Karl Lagerfeld, who I knew from the time I was 22. He’s a maximalist, like me, and he’s so well read; he’s so brilliant. For years, while we were close, we had the most amazing conversations about eighteenth-century German philosophers, Russian empresses, and Marlene Dietrich. We weren’t talking about the shape of a heel or whether you put a jacket with that dress, it was about cultural history. He was so stimulating and it was exciting to be around him because he made these magical environments like the ones I had grown up in.

What advice would you give to someone starting out as a journalist?

I’d say hone your powers of observation and just work very hard on your skills. I like to think that each thing I write is maybe, I hope, a little better than what I wrote last week. The other piece of advice is if something feels a little be weird, don’t let anybody talk you into it.

How did the backlash from the story on Bashar al-Assad’s wife change your outlook?

It changed me most definitely for the better; I think everyone has to leave home at some point. From the age of 19 onwards, I had this strong identification with my work family at Conde Nast. As the years went on, they trusted me and I trusted them. When I was asked to go to Syria to interview the wife of Assad, I didn’t want to go and thought it was a horrible idea. They talked me into it by telling me it was about antiquity and that it was about the ancient monuments of Syria, which I knew I would never otherwise see. Even though I, at first, refused the assignment, I finally said yes. I was there for one week in December of 2010 and when I came back to America, the Arab Spring had started. I said I didn’t want to write it. I said it wasn’t a good idea. I ended up writing it four times to please my editors. They put it online at the end of February 2011—this was three weeks before anything happened in Syria. The outrages began in Syria: funerals were shot at, mourners were killed by the government forces. The whole thing began to turn into the tragedy that it is today; nobody could even imagine the scope of what it would become.

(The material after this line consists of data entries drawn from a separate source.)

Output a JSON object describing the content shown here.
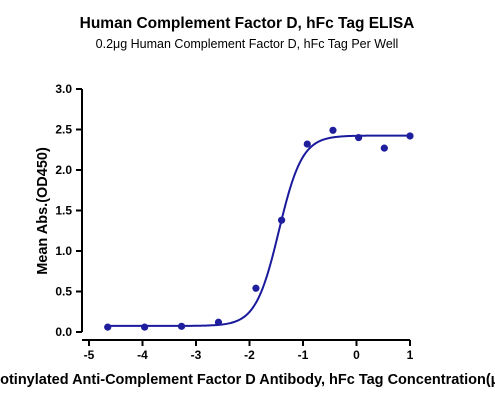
{
  "chart_data": {
    "type": "scatter",
    "title": "Human Complement Factor D, hFc Tag ELISA",
    "subtitle": "0.2μg Human Complement Factor D, hFc Tag Per Well",
    "xlabel": "Log Biotinylated Anti-Complement Factor D  Antibody, hFc Tag Concentration(μg/mL)",
    "ylabel": "Mean Abs.(OD450)",
    "xlim": [
      -5,
      1
    ],
    "ylim": [
      0,
      3.0
    ],
    "x_ticks": [
      "-5",
      "-4",
      "-3",
      "-2",
      "-1",
      "0",
      "1"
    ],
    "y_ticks": [
      "0.0",
      "0.5",
      "1.0",
      "1.5",
      "2.0",
      "2.5",
      "3.0"
    ],
    "grid": false,
    "legend": "none",
    "point_color": "#1f1f9e",
    "curve_color": "#1a1a9c",
    "series": [
      {
        "x": [
          -4.65,
          -3.96,
          -3.27,
          -2.58,
          -1.88,
          -1.4,
          -0.92,
          -0.44,
          0.04,
          0.52,
          1.0
        ],
        "y": [
          0.06,
          0.06,
          0.07,
          0.12,
          0.54,
          1.38,
          2.32,
          2.49,
          2.4,
          2.27,
          2.42
        ]
      }
    ],
    "fit": {
      "model": "4PL",
      "bottom": 0.075,
      "top": 2.425,
      "logEC50": -1.45,
      "hill": 2.0
    }
  }
}
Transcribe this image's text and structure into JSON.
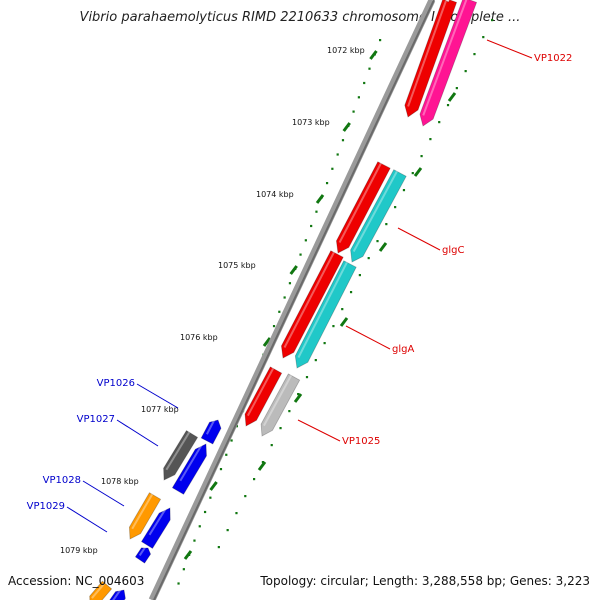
{
  "title": "Vibrio parahaemolyticus RIMD 2210633 chromosome I, complete ...",
  "footer": {
    "accession": "Accession: NC_004603",
    "summary": "Topology: circular; Length: 3,288,558 bp; Genes: 3,223"
  },
  "colors": {
    "red_gene": "#ee0000",
    "pink_gene": "#ff1493",
    "cyan_gene": "#20c8c8",
    "blue_gene": "#0000ee",
    "orange_gene": "#ff9900",
    "gray_gene": "#555555",
    "silver_gene": "#bbbbbb",
    "tick": "#117711",
    "label_red": "#dd0000",
    "label_blue": "#0000cc"
  },
  "ticks": [
    "1072 kbp",
    "1073 kbp",
    "1074 kbp",
    "1075 kbp",
    "1076 kbp",
    "1077 kbp",
    "1078 kbp",
    "1079 kbp"
  ],
  "gene_labels": [
    {
      "text": "VP1022",
      "side": "right",
      "color": "label_red"
    },
    {
      "text": "glgC",
      "side": "right",
      "color": "label_red"
    },
    {
      "text": "glgA",
      "side": "right",
      "color": "label_red"
    },
    {
      "text": "VP1025",
      "side": "right",
      "color": "label_red"
    },
    {
      "text": "VP1026",
      "side": "left",
      "color": "label_blue"
    },
    {
      "text": "VP1027",
      "side": "left",
      "color": "label_blue"
    },
    {
      "text": "VP1028",
      "side": "left",
      "color": "label_blue"
    },
    {
      "text": "VP1029",
      "side": "left",
      "color": "label_blue"
    }
  ]
}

People are anonymous on the internet and they think they can get away with anything. The main things that you can express on the internet are “OMG,” outrage, and hatred. I just happened to be a target of those that didn’t read the piece; people only saw the headline and the photo. If I got that phone call today, being the person that I have become through writing The Price of Illusion, I would say you’re joking and hang up. Vogue canceled my contract after having been with that company and having thought of it as my home for forty years. I was now free. I was all alone, but I also didn’t have any bosses; that gave me the freedom to write the book.

Vogue canceled my contract after having been with that company and having thought of it as my home for forty years. I was now free. I was all alone, but I also didn’t have any bosses; that gave me the freedom to write the book.

What’s next for you? Are you working on fiction?

No more fiction. I thought that the only way I could write my truth was to write it as fiction, to disguise my truth because that was kind of polite and inoffensive. Harper’s Bazaar asked me to write about my love life with the book coming out and I really wasn’t feeling it. My friend Leonard Cohen had just died and as I started to write, my feelings and my sorrow about Leonard became a wish to bring back the moment when I met him. As I wrote, I investigated what that friendship was and shared it with strangers. I’m really proud of this piece, it’s called “A Fast Life” and it’s in the March Harper’s Bazaar. In writing this book, I found the courage to, with each draft, go a little deeper into how I felt about what really happened and how things were connected. That lack of disguise, taking off the costume finally, and just writing the truth is the most extraordinary liberation.